J’achète les barres de Mars par trois. J’ai oublié la délicatesse et déchire les emballages avec les dents, comme une sauvage. J’avale les deux premiers comme une ogresse, puis marque une pause le temps de sentir le sucre me procurer une brève euphorie. C’est seulement quand le hit frappe au cerveau que j’ouvre le dernier, pour le savourer en prenant mon temps. Je regarde François bosser, en espérant son regard sur ma poitrine. Ça ne manque jamais, il mate à plusieurs reprises de façon tellement prévisible que c’en est pathétique. Pendant qu’il a ses yeux sur mes seins, j’ai mes yeux dans les siens.


Avant j’esquivais ce type de regard des dizaines de fois par jour, maintenant j’en suis réduite à prier pour que ça m’arrive encore une fois par semaine. Les séances de kiné ça fait mal et c’est nécessaire, le désir d’un homme c’est bon et c’est vital.

L’accès à internet est hyper limité. Presque rien à part les news. Pas de YouTube pour la violence, pas de porno, pas d’eBay, pas d’Amazon, bref, c’est pas le bon coin… Les sites de commerce c’est pour pas que les dépressifs tombent dans l’achat compulsif.


De toutes les façons moi j’ai besoin de tout ce qui s’achète pas. Pour le reste j’en ai trop. Quand ma grand-tante est venue, je lui ai redonné tout ce qu’elle m’avait amené et que je ne veux plus voir. Affaires de moto, maquillage, sacs à main. Tout ce qui peut me rappeler ma vie d’avant. Et surtout la lingerie. Tanga, string, shorty… avec la sonde urinaire ça le fait pas trop. Je lui ai parlé à la sonde, elle m’a dit qu’un caleçon de mec ça irait très bien.


Le peu de blé que j’ai c’est pour les lingettes, les clopes et les Mars. J’ai gardé que le kimono, les bouquins, et l’ordi pour la musique, pour écrire.

Facebook, j’ai viré tout le monde après avoir fait mes adieux en disant que je partais loin pour changer de vie, et que je souhaitais l’anonymat. J’ai créé un nouveau profil pour échanger quelques conseils pratiques avec d’autres personnes en fauteuil.

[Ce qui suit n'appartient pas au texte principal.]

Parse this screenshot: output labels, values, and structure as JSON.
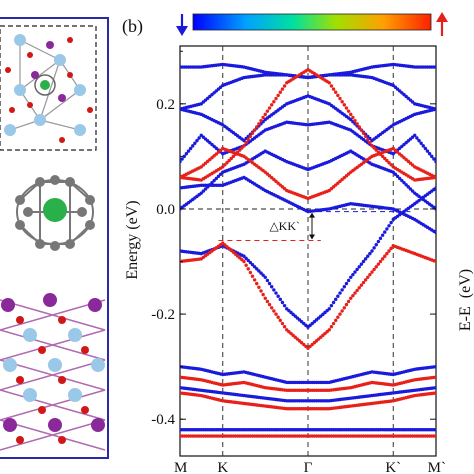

En déambulant sur la toile comme je déambule dans les couloirs, je suis tombée par hasard sur un type amateur de féminité. J’aime ses textes et ses photos. J’avais envie de fantasmer, de sentir que j’existais un peu, de voir si je pouvais encore inspirer quelque chose à quelqu’un. Alors je l’ai contacté pour lui demander de m’écrire un texte.

Je n’ai qu’une exigence : il doit le poster en une seule fois. J’ai pas envie que les gens attendent une suite comme dans une série. Le handicap c’est la vraie vie, y’a qu’un épisode.


Pour l’inspirer je l’ai appelé en vidéo, il a seulement vu mes seins et entendu ma voix.

Il m’a demandé comment s’y prendre. Je lui ai dit « si tu veux comprendre les femmes, oublie que t’as quelque chose entre les jambes, comme moi ».